Haja insetos e haja limpeza. É complexo o equilíbrio destas relações. Em certos momentos, parece que este equilíbrio vai se romper e alcançar a cidade toda, tal e qual uma bomba. Contudo, que não se esqueça que nem os pássaros e nem os ratos são responsáveis por amontoados de lixo pelos cantos, ao ar livre.

De qualquer modo, a vida de Hugo e Berenice não parecia ser das mais fáceis. Não com os bandos de jacarés que cresciam nas galerias, esgotos e igarapés que cortavam a cidade.

— Não perca seu tempo querendo morrer primeiro. Nosso lugar é aqui. Longe do interior dos esgotos, porém próximos da saída para a rua. É o melhor lugar. — Dizia Berenice.

— Para sair correndo dos jacarés que venham do esgoto ou entrar correndo fugindo dos gatos, dos cães e dos homens. Você já me falou isso. Estamos sempre fugindo de alguém.

Em que pese a insatisfação, Hugo Weser expressava sim uma grande verdade. Eram os menores dentre os habitantes terrestres. Fora os insetos, claro. Todo cuidado era pouco. Toda atenção necessária. Ainda assim, não eram os únicos.

Os passarinhos não viviam na cidade só para encantar os homens com o seu gorjeio. Afinal, é mais seguro nas árvores dos quintais da cidade, do que na floresta, onde as serpentes gostavam de procurá-los durante a noite.
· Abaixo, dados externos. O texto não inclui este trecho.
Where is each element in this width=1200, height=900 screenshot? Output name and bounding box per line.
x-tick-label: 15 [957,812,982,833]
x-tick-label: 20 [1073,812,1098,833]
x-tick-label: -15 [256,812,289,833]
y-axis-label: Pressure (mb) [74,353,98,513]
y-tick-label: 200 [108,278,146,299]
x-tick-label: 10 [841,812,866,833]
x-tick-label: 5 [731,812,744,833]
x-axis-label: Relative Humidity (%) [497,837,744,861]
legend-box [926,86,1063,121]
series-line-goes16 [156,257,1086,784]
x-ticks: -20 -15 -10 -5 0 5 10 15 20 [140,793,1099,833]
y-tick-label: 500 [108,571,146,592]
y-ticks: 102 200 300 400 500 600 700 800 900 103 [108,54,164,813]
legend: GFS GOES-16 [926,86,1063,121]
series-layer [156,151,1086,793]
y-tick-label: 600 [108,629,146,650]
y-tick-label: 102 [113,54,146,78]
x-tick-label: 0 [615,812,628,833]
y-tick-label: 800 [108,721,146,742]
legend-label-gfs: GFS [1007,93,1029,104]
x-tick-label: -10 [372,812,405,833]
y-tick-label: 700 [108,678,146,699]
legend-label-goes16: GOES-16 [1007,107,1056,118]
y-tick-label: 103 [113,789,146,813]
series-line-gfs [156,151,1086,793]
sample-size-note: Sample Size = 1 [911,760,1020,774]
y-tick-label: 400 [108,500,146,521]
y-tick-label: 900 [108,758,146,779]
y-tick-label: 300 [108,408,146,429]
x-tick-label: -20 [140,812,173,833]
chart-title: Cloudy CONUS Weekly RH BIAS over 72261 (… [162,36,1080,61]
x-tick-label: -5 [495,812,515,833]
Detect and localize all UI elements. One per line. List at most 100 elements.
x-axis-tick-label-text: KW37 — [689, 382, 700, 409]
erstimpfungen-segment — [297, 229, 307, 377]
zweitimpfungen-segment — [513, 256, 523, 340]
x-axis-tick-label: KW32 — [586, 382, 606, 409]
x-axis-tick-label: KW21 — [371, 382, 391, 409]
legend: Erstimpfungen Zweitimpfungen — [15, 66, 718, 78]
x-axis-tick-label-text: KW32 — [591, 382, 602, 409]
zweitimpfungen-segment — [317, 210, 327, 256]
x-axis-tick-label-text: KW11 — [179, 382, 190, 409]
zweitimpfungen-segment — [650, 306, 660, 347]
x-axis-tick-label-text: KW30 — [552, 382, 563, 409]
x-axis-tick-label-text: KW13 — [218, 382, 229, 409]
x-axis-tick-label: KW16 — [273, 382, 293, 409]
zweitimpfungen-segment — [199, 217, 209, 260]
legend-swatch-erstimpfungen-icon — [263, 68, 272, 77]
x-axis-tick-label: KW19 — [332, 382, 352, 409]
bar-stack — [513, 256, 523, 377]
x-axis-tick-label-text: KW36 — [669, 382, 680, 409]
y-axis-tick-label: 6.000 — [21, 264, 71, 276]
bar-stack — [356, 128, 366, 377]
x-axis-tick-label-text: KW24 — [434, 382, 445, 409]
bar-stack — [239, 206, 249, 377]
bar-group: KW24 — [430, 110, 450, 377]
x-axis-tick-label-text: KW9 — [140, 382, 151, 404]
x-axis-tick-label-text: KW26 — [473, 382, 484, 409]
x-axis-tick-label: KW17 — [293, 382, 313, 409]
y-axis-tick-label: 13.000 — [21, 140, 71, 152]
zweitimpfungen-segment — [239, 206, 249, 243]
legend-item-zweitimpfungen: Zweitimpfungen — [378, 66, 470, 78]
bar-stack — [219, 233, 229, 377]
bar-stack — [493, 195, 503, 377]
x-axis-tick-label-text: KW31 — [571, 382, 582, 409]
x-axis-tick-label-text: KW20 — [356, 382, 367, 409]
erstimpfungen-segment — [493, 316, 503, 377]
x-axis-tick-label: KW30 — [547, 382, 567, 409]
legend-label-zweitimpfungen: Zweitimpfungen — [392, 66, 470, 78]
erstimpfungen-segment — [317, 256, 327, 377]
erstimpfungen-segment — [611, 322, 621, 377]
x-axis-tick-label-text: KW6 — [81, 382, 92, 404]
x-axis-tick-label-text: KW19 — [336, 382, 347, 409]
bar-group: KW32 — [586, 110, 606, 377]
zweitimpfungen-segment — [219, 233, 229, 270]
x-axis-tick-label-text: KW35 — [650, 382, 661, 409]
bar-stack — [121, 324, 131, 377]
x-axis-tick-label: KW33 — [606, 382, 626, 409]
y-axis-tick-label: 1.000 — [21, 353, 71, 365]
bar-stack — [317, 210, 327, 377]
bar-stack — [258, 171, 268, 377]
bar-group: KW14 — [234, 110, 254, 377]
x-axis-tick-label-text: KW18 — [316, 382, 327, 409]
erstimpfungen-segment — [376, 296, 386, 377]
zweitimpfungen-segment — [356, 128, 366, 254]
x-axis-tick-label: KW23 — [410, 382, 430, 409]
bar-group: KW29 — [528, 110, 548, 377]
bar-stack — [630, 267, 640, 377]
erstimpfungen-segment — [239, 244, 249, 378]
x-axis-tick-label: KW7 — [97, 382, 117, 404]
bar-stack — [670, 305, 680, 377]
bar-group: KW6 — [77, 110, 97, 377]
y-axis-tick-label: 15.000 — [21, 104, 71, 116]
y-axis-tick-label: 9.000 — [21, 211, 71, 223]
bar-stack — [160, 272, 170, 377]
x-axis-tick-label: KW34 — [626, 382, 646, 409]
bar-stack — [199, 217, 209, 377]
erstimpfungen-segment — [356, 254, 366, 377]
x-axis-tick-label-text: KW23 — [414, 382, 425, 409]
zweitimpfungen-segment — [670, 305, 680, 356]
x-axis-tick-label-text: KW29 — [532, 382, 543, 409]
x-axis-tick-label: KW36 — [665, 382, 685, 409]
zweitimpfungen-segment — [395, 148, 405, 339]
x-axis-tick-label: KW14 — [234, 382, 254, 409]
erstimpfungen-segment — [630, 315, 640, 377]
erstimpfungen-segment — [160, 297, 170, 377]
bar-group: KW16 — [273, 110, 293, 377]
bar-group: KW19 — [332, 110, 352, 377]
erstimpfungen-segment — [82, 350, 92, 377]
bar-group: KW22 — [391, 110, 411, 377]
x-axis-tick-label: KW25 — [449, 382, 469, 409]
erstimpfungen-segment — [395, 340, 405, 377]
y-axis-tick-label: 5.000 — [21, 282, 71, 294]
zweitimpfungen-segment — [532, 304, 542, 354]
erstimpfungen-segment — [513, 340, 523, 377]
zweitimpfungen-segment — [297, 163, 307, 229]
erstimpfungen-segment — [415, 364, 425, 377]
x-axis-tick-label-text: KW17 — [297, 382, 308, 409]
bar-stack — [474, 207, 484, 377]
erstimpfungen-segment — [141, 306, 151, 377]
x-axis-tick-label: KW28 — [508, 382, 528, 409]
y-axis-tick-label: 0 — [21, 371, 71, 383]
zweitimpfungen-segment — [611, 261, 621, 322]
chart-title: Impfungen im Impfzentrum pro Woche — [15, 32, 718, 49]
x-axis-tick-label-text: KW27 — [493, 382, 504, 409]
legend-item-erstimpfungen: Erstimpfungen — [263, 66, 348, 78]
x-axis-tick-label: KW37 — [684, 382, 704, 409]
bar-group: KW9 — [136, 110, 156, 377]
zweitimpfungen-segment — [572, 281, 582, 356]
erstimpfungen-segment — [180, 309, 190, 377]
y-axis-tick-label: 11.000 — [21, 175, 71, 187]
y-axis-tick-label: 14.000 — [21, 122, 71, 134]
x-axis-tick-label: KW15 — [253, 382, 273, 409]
É assim, a cidade tem suas vantagens e cada um se adapta como pode.

E assim caminha toda a cidade. Uma das razões que levou Hugo a optar pela vida urbana foi a grande oferta diária de uma coisa muito apreciada por ele, é claro, o lixo. Hugo não conhecia o entorno da cidade, assim como Berenice e todos os seus amigos também não. Eram todos urbanoides de nascimento.

Não demorou muito para que o cenário desenhado por Hugo ganhasse força e ares de realidade. Teria de mostrar se era rápido o suficiente e fugir das armadilhas do dia.

Manhã tranquila como de costume. Sai até a abertura da boca de lobo e arisco, presta muita atenção nos movimentos, nas vibrações e nos cheiros.

Tudo em ordem, corre, atravessa a rua e se aproxima de uma cesta de lixo, daquelas elevadas. Escala rápido a estaca metálica com facilidade, chegando no alto. Rapidamente fuça tudo, até achar o que procurava. Sobras de pão de forma. Reúne um bocado e parte para fazer o retorno.

Enquanto isso, o vizinho da frente havia deixado aberto o portão para que Nestor, o cachorro da casa, pudesse sair para fazer suas necessidades na rua, sem ter que dar trabalho a seu dono. Quincas, que cresceu junto com Nestor, aproveita para sair junto.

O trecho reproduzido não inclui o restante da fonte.